Hoy quiero contarte tantas cosas…

Te fuiste un catorce y desde entonces, cada catorce te escribo. Hoy es dieciseis pero da igual, me apetece contarte muchas cosas.

Quiero que sepas que soy feliz y aunque tu ausencia me sigue rompiendo el alma, siento que no te has ido del todo y que estás aquí, a mi lado, compartiendo todos esos momentos felices que me regala la vida.

En estos días, la culpa de mi felicidad la tiene esa novela que comencé a escribir después de tu marcha y con la que reviví uno de los viajes más hermosos que hemos compartido. Las dos teníamos ganas de conocer Italia y decidíste contratar un tour por las principales ciudades. Tú ibas con ventaja porque ya habías estado en Roma. Recuerdo tu entrañable sonrisa frente a la Fontana di Trevi mientras lanzabas una moneda. “Si quieres volver, tienes que lanzarla”, me dijiste. En ese momento pensé que era tontería (aunque la tiré por si acaso) y años después, volvía a estar allí, delante de la majestuosa fuente, con mi mujer de la mano y echándote de menos.

Fontana.jpg

Son muchas las reseñas y comentarios que estoy recibiendo acerca del libro y por el momento, todas están siendo maravillosas.
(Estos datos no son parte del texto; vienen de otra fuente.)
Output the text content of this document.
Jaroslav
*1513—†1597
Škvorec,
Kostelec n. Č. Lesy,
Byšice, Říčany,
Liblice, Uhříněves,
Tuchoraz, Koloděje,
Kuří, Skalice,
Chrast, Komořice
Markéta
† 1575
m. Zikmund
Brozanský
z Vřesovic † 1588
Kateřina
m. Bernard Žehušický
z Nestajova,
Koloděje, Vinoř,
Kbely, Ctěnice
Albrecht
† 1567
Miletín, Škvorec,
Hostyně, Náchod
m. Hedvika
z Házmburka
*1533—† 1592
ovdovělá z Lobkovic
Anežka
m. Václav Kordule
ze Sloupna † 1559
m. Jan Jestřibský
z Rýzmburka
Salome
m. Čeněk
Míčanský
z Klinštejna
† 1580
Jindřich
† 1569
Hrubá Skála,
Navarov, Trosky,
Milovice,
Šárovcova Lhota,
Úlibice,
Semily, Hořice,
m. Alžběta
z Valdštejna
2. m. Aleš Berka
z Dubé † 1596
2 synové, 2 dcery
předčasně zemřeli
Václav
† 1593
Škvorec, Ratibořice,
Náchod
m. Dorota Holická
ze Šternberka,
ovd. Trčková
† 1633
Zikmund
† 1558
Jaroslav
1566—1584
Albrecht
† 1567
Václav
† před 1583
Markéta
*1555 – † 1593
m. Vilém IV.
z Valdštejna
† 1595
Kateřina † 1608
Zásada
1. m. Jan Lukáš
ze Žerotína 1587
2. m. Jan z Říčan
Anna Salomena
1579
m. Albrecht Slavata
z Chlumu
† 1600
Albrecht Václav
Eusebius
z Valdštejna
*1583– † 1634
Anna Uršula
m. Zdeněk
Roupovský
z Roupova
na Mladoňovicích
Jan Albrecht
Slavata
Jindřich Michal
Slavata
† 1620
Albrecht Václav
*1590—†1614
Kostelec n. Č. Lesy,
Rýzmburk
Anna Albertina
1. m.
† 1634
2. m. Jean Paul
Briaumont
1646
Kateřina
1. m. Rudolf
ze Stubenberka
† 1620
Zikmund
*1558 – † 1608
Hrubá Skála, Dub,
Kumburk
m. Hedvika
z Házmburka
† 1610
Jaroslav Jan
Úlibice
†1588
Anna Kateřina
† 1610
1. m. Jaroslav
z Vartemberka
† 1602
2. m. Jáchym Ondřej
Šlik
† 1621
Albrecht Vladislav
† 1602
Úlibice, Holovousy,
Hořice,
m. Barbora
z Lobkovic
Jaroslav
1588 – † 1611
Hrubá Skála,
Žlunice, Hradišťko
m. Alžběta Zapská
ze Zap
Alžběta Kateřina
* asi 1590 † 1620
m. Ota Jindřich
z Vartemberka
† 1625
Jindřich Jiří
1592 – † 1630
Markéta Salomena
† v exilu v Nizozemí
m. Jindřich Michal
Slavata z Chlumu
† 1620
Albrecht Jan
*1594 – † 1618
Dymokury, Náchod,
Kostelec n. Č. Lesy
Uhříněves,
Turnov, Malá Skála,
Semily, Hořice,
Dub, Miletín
Incluso alguna de mis autoras favoritas lo han leído. ¿Se puede pedir más?

Algunas de esas reseñas destacan el acercamiento al mundo del arte, a la figura de Miguel Ángel. ¿Recuerdas cuando estuvimos en la Galeria de la Academia (Florencia) y vimos la escultura del David? Yo protesté ante la prohibición de poder sacar fotografías y tú me dijiste: “No necesitas fotos, es tan impresionante y tan bello que lo recordarás siempre”. Qué razón tenías. Todavía hoy, después de nueve años, sigo recordando cada detalle.

Nunca pensé que este libro conseguiría llegar a tantas personas. Tardé un año en escribirlo. Un año que volví a viajar a tu lado y recorrer esas maravillosas ciudades, Roma, Florencia, Nueva York… Sin duda, fueron unos viajes llenos de anécdotas e increíbles sensaciones que recordaré con muchísimo cariño y que jamás olvidaré.

Por todo ello, quiero darte las gracias. Por darme la vida, por mostrarme la belleza del mundo. Por enseñarme a creer en los sueños y perseguirlos. Por creer ciegamente en mí y sobre todo, por enseñarme a ser feliz.